イラン | 法被衣(はっぴい)の和太鼓な生活

法被衣(はっぴい)の和太鼓な生活

和太鼓その他のあれやこれやを綴ってまいります。

かれこれ30年以上前になるかと思いますが、家族でイラン旅行に行ったことがあります。

教科書に載っていたかつてのペルシャ帝国のペルセポリスを訪れてみたいというロマンをいだき、当時、政情不安の谷間を狙ったようなツアーが組まれていたのでそれに便乗した格好になります。

 

イランはかねてよりの親日国家で、訪れるのにあまり不安は感じませんでした。

 

テヘラン、イスファハン、シラーズ、ペルセポリス等を団体旅行、改めて観光ガイドを紐解いてみないと殆どが忘却の彼方へと導かれてしまっています。

 

テヘランの国立宝石博物館では世界最大のダイヤモンドを見たような気もします。

ニュース画像にもよくでてくるアーザディ塔と周辺を走る白いタクシー(白タクではない)は印象に残っています。日本と違い、タクシーなど車は殆ど白一色。

 

イスファハンはザヤンデル川が豊富な水をたたえて流れており、荒涼な砂漠との対比が強烈な印象として残っています。

そこにかかる石橋で遊ぶこどもや日陰で休憩する家族の姿等鮮明に覚えています。

またイマーム広場とそこに建つマスジェデイマームのイスラム建築の精密さに腰を抜かします。

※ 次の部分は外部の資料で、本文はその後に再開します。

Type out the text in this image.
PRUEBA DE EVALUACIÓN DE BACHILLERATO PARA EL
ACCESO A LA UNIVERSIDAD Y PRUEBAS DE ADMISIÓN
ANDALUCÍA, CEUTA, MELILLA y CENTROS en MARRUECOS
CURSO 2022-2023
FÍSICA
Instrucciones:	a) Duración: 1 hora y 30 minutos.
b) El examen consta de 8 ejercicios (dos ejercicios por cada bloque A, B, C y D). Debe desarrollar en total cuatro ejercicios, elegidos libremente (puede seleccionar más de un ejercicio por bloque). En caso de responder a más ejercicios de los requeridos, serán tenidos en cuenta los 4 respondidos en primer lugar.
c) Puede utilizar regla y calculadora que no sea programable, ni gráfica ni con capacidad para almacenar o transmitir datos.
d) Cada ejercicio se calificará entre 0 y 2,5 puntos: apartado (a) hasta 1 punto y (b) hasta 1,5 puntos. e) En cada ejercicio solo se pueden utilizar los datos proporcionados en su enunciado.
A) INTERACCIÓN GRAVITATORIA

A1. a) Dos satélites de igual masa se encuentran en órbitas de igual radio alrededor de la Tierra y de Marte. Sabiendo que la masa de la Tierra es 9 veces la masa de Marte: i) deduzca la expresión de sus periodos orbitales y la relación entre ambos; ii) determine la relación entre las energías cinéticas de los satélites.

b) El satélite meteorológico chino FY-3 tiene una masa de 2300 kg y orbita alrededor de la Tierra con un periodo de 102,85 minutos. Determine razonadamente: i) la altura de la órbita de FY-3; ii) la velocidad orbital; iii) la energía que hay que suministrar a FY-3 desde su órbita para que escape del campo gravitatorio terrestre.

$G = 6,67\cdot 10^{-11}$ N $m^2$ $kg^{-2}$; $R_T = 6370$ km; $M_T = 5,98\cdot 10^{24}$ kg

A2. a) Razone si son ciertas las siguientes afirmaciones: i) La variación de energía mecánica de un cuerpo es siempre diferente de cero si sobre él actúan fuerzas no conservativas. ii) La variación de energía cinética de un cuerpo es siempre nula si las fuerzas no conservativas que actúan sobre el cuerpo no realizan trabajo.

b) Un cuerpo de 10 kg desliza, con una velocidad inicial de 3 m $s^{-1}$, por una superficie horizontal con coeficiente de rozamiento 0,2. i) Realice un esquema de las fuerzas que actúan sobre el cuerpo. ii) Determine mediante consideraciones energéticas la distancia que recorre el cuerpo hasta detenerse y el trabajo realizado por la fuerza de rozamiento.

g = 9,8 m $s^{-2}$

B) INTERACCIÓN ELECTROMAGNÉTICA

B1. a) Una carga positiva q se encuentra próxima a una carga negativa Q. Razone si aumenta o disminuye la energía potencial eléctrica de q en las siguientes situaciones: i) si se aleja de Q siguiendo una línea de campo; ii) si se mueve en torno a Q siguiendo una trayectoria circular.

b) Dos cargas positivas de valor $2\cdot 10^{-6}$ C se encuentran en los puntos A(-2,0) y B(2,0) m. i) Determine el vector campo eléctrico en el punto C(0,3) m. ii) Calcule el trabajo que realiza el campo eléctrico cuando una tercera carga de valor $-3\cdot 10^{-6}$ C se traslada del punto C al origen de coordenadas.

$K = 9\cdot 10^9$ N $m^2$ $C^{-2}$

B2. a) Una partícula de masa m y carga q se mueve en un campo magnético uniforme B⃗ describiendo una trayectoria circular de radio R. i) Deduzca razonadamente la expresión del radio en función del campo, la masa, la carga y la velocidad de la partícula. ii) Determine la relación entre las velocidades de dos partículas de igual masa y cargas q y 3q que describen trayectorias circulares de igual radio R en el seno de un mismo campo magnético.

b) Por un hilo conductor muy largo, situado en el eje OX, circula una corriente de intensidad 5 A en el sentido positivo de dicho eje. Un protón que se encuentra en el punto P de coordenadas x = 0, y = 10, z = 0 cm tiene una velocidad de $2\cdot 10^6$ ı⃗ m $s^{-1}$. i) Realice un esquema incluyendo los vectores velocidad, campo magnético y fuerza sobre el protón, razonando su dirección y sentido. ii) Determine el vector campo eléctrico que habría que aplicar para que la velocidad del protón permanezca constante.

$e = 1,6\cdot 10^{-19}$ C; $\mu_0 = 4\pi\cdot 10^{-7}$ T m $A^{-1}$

言ってはなんですがトルコのブルーモスクとは比べものになりません。

 

シラーズのエラム庭園やシャー・チェラグ廟も美しかった。

シラーズの郊外に位置するペルセポリス、教科書にも載っていたロマンの地。

広大な遺跡群を巡りましたが、思ったより建造物は遺っておらず、期待しただけにちょっとがっかり。

それでも基壇に彫られたレリーフが教科書でみたそのものであることに興奮したりしました。

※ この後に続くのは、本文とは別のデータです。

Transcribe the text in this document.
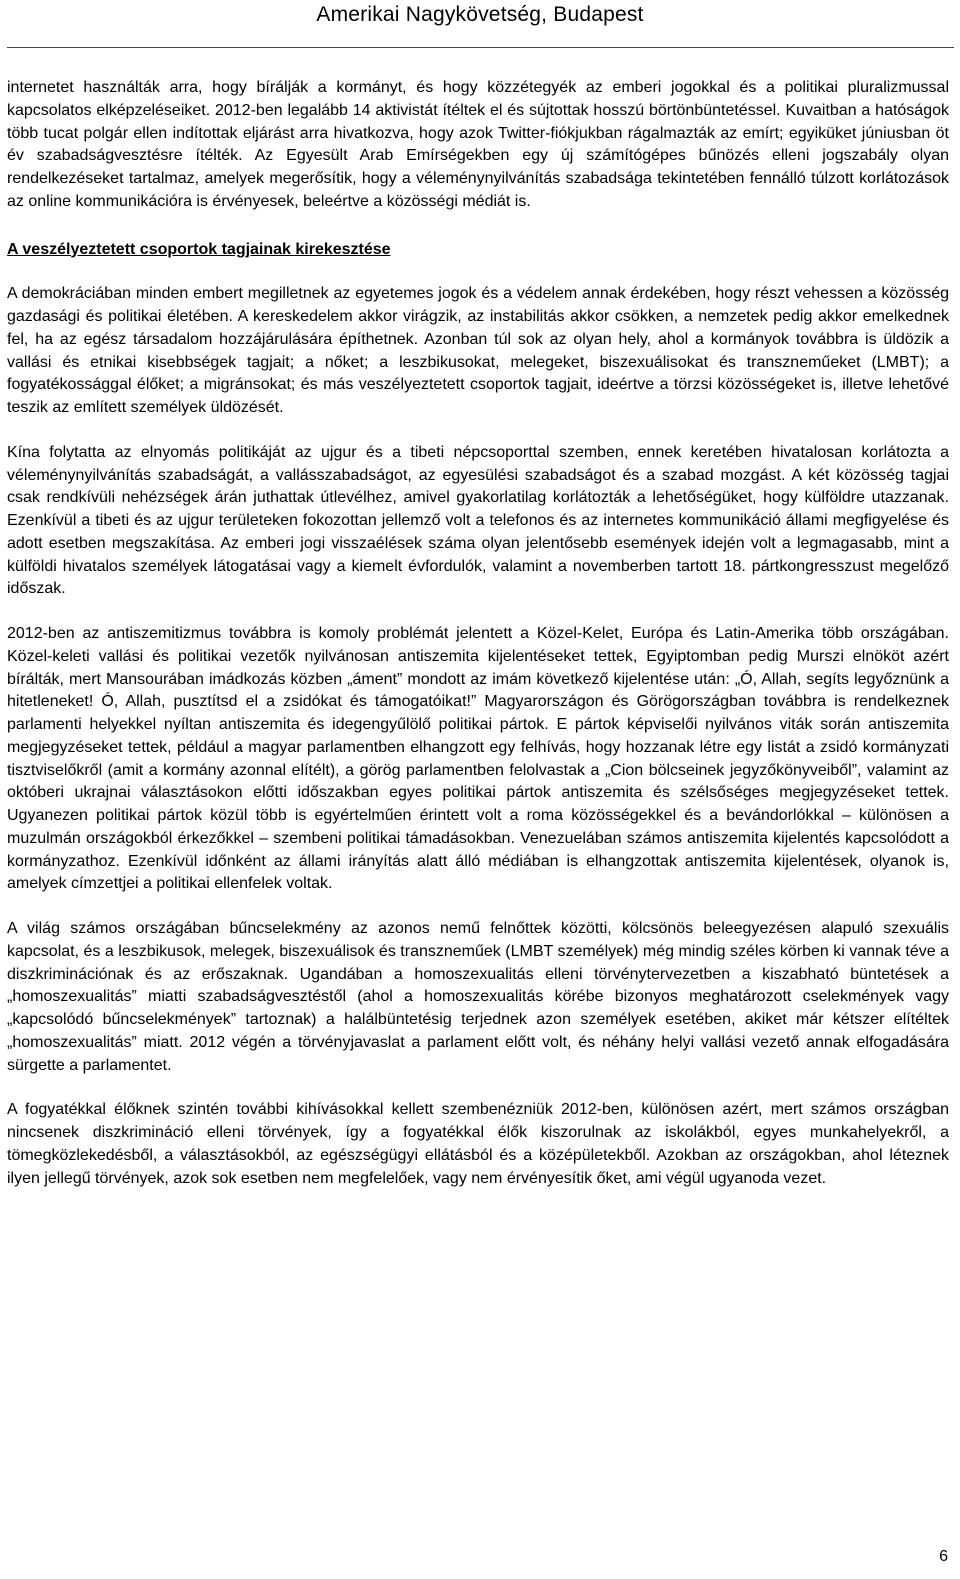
Amerikai Nagykövetség, Budapest

internetet használták arra, hogy bírálják a kormányt, és hogy közzétegyék az emberi jogokkal és a politikai pluralizmussal kapcsolatos elképzeléseiket. 2012-ben legalább 14 aktivistát ítéltek el és sújtottak hosszú börtönbüntetéssel. Kuvaitban a hatóságok több tucat polgár ellen indítottak eljárást arra hivatkozva, hogy azok Twitter-fiókjukban rágalmazták az emírt; egyiküket júniusban öt év szabadságvesztésre ítélték. Az Egyesült Arab Emírségekben egy új számítógépes bűnözés elleni jogszabály olyan rendelkezéseket tartalmaz, amelyek megerősítik, hogy a véleménynyilvánítás szabadsága tekintetében fennálló túlzott korlátozások az online kommunikációra is érvényesek, beleértve a közösségi médiát is.

A veszélyeztetett csoportok tagjainak kirekesztése

A demokráciában minden embert megilletnek az egyetemes jogok és a védelem annak érdekében, hogy részt vehessen a közösség gazdasági és politikai életében. A kereskedelem akkor virágzik, az instabilitás akkor csökken, a nemzetek pedig akkor emelkednek fel, ha az egész társadalom hozzájárulására építhetnek. Azonban túl sok az olyan hely, ahol a kormányok továbbra is üldözik a vallási és etnikai kisebbségek tagjait; a nőket; a leszbikusokat, melegeket, biszexuálisokat és transzneműeket (LMBT); a fogyatékossággal élőket; a migránsokat; és más veszélyeztetett csoportok tagjait, ideértve a törzsi közösségeket is, illetve lehetővé teszik az említett személyek üldözését.

Kína folytatta az elnyomás politikáját az ujgur és a tibeti népcsoporttal szemben, ennek keretében hivatalosan korlátozta a véleménynyilvánítás szabadságát, a vallásszabadságot, az egyesülési szabadságot és a szabad mozgást. A két közösség tagjai csak rendkívüli nehézségek árán juthattak útlevélhez, amivel gyakorlatilag korlátozták a lehetőségüket, hogy külföldre utazzanak. Ezenkívül a tibeti és az ujgur területeken fokozottan jellemző volt a telefonos és az internetes kommunikáció állami megfigyelése és adott esetben megszakítása. Az emberi jogi visszaélések száma olyan jelentősebb események idején volt a legmagasabb, mint a külföldi hivatalos személyek látogatásai vagy a kiemelt évfordulók, valamint a novemberben tartott 18. pártkongresszust megelőző időszak.

2012-ben az antiszemitizmus továbbra is komoly problémát jelentett a Közel-Kelet, Európa és Latin-Amerika több országában. Közel-keleti vallási és politikai vezetők nyilvánosan antiszemita kijelentéseket tettek, Egyiptomban pedig Murszi elnököt azért bírálták, mert Mansourában imádkozás közben „áment” mondott az imám következő kijelentése után: „Ó, Allah, segíts legyőznünk a hitetleneket! Ó, Allah, pusztítsd el a zsidókat és támogatóikat!” Magyarországon és Görögországban továbbra is rendelkeznek parlamenti helyekkel nyíltan antiszemita és idegengyűlölő politikai pártok. E pártok képviselői nyilvános viták során antiszemita megjegyzéseket tettek, például a magyar parlamentben elhangzott egy felhívás, hogy hozzanak létre egy listát a zsidó kormányzati tisztviselőkről (amit a kormány azonnal elítélt), a görög parlamentben felolvastak a „Cion bölcseinek jegyzőkönyveiből”, valamint az októberi ukrajnai választásokon előtti időszakban egyes politikai pártok antiszemita és szélsőséges megjegyzéseket tettek. Ugyanezen politikai pártok közül több is egyértelműen érintett volt a roma közösségekkel és a bevándorlókkal – különösen a muzulmán országokból érkezőkkel – szembeni politikai támadásokban. Venezuelában számos antiszemita kijelentés kapcsolódott a kormányzathoz. Ezenkívül időnként az állami irányítás alatt álló médiában is elhangzottak antiszemita kijelentések, olyanok is, amelyek címzettjei a politikai ellenfelek voltak.

A világ számos országában bűncselekmény az azonos nemű felnőttek közötti, kölcsönös beleegyezésen alapuló szexuális kapcsolat, és a leszbikusok, melegek, biszexuálisok és transzneműek (LMBT személyek) még mindig széles körben ki vannak téve a diszkriminációnak és az erőszaknak. Ugandában a homoszexualitás elleni törvénytervezetben a kiszabható büntetések a „homoszexualitás” miatti szabadságvesztéstől (ahol a homoszexualitás körébe bizonyos meghatározott cselekmények vagy „kapcsolódó bűncselekmények” tartoznak) a halálbüntetésig terjednek azon személyek esetében, akiket már kétszer elítéltek „homoszexualitás” miatt. 2012 végén a törvényjavaslat a parlament előtt volt, és néhány helyi vallási vezető annak elfogadására sürgette a parlamentet.

A fogyatékkal élőknek szintén további kihívásokkal kellett szembenézniük 2012-ben, különösen azért, mert számos országban nincsenek diszkrimináció elleni törvények, így a fogyatékkal élők kiszorulnak az iskolákból, egyes munkahelyekről, a tömegközlekedésből, a választásokból, az egészségügyi ellátásból és a középületekből. Azokban az országokban, ahol léteznek ilyen jellegű törvények, azok sok esetben nem megfelelőek, vagy nem érvényesítik őket, ami végül ugyanoda vezet.

6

テヘランではバザールの雑踏の中に身を置いたり、お土産のミニアチュール(細密画)の肉筆画をちょっと頑張って購入したり。

額も幾何学模様で凝ってます。

面白かったのはお土産ショップで売っていたブランドスカーフ。

フェンディ、ルイヴィトン、グッチのマークが1枚のスカーフにすべて集約された明らかに偽物とわかる一品、いや逸品?!

記念に買ってくればよかったなあと後悔してます。

 

そんなイランがアメリカとイスラエルによって戦禍に巻き込まれています。

 

市民の平穏な暮らしが踏みにじられており、小学校にミサイルが撃ち込まれ160人以上のこどもたちが犠牲に。

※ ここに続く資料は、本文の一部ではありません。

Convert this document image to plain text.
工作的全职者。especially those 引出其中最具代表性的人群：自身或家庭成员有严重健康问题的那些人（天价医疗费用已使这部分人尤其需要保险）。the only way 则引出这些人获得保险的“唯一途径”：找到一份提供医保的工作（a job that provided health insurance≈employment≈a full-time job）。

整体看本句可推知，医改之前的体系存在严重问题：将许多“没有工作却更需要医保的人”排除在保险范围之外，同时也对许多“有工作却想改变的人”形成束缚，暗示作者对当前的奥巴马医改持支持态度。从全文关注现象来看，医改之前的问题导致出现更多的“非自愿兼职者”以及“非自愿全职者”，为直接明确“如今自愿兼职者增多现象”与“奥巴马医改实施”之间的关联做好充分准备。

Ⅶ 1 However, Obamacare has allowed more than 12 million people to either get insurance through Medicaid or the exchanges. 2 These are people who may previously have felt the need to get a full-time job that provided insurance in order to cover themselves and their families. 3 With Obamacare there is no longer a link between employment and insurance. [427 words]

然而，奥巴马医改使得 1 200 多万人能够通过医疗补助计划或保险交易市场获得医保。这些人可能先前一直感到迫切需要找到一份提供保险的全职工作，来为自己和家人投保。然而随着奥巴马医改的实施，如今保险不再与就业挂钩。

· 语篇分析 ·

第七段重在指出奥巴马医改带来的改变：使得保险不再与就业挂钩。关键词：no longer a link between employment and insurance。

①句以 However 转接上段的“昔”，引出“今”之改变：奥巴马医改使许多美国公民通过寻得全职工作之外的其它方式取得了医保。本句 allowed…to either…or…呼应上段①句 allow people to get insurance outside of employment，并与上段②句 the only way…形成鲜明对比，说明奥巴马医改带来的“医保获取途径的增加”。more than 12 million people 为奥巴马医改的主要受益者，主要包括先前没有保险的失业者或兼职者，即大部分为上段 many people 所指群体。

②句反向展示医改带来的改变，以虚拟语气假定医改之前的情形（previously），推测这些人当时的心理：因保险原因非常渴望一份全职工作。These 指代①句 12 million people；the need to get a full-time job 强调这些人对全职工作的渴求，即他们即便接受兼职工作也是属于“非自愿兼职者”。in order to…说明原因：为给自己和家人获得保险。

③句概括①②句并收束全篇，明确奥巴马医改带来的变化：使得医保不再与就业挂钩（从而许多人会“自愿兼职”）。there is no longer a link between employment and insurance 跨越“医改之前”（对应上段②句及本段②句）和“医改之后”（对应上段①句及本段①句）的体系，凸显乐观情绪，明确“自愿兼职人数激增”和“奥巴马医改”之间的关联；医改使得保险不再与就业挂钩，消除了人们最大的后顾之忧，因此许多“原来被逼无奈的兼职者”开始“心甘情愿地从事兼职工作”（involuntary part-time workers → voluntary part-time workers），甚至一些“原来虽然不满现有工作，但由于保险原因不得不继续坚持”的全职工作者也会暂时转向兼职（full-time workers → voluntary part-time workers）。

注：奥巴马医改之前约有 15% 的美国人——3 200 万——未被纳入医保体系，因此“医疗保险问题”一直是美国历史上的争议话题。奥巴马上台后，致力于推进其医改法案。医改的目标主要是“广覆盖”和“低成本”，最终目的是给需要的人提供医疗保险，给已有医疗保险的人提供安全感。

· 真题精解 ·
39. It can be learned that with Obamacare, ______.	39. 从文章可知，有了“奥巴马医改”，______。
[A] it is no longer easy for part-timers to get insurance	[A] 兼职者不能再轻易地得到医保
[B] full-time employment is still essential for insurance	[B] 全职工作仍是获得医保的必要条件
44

これを誤爆の一言で済まされちゃってよいものなのか・・・。

 

なんで戦争しなくちゃならないのか甚だ疑問。

 

かつてペルシャ帝国はアレクサンダー大王との戦争に負けたけれど、現代の王たちも未来永劫殺戮と破壊を繰り返すつもりなのだろうか・・・。

 

そういう王を選ぶと人類は不幸になります。